🤖 AI Summary
This work addresses the high computational cost of chain-of-thought reasoning in large reasoning models and the limitations of existing Probably Approximately Correct (PAC) inference, which offers only marginal risk guarantees and struggles to control conditional coverage. To overcome these challenges, the authors propose the G-PAC inference framework, which achieves group-level conditional risk control for the first time. By partitioning the input space, G-PAC is instantiated as Group PAC (G-PAC) when group structures are known and as Clustered PAC (C-PAC) when they are unknown, leveraging adaptive model switching and input clustering techniques. Experiments demonstrate that the method substantially reduces computational costs across multiple reasoning benchmarks while rigorously ensuring reliable inference performance for each group, thereby surpassing the constraints of traditional marginal PAC guarantees.
📝 Abstract
Large reasoning models have shown strong performance through extended chain-of-thought reasoning, yet their computational cost remains significant. Probably approximately correct (PAC) reasoning provides statistical guarantees for efficient reasoning by adaptively switching between thinking and non-thinking models, but the guarantee holds only in the marginal case and does not provide exact conditional coverage. We propose G-PAC reasoning, a practical framework that provides PAC-style guarantees at the group level by partitioning the input space.
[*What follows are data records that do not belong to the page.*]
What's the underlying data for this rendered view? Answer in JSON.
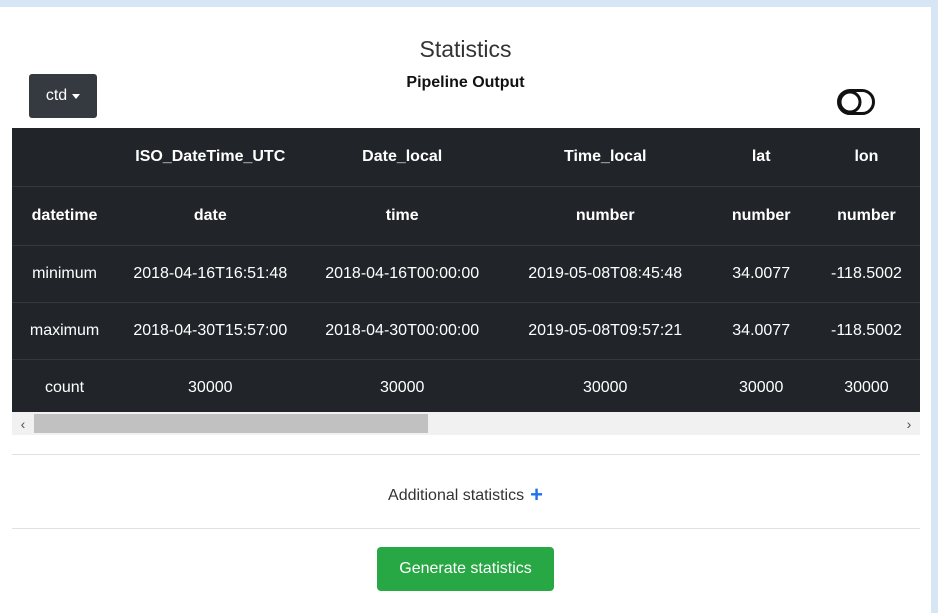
{
  "header": {
    "title": "Statistics",
    "subtitle": "Pipeline Output",
    "dropdown_label": "ctd"
  },
  "table": {
    "columns": [
      "",
      "ISO_DateTime_UTC",
      "Date_local",
      "Time_local",
      "lat",
      "lon"
    ],
    "types": [
      "datetime",
      "date",
      "time",
      "number",
      "number",
      "number"
    ],
    "rows": [
      [
        "minimum",
        "2018-04-16T16:51:48",
        "2018-04-16T00:00:00",
        "2019-05-08T08:45:48",
        "34.0077",
        "-118.5002"
      ],
      [
        "maximum",
        "2018-04-30T15:57:00",
        "2018-04-30T00:00:00",
        "2019-05-08T09:57:21",
        "34.0077",
        "-118.5002"
      ],
      [
        "count",
        "30000",
        "30000",
        "30000",
        "30000",
        "30000"
      ]
    ]
  },
  "scrollbar": {
    "left_arrow": "‹",
    "right_arrow": "›"
  },
  "additional": {
    "label": "Additional statistics",
    "plus": "+"
  },
  "generate_button": "Generate statistics",
  "colors": {
    "table_bg": "#212529",
    "button_green": "#28a745",
    "plus_blue": "#1e73e8",
    "dropdown_bg": "#343a40"
  }
}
We develop two instantiations: Group PAC (G-PAC) reasoning for known group structures and Clustered PAC (C-PAC) reasoning for unknown groupings. We prove that both G-PAC and C-PAC achieve group-conditional risk control, and that grouping can strictly improve efficiency over marginal PAC reasoning in heterogeneous settings. Our experiments on diverse reasoning benchmarks demonstrate that G-PAC and C-PAC successfully achieve group-conditional risk control while maintaining substantial computational savings.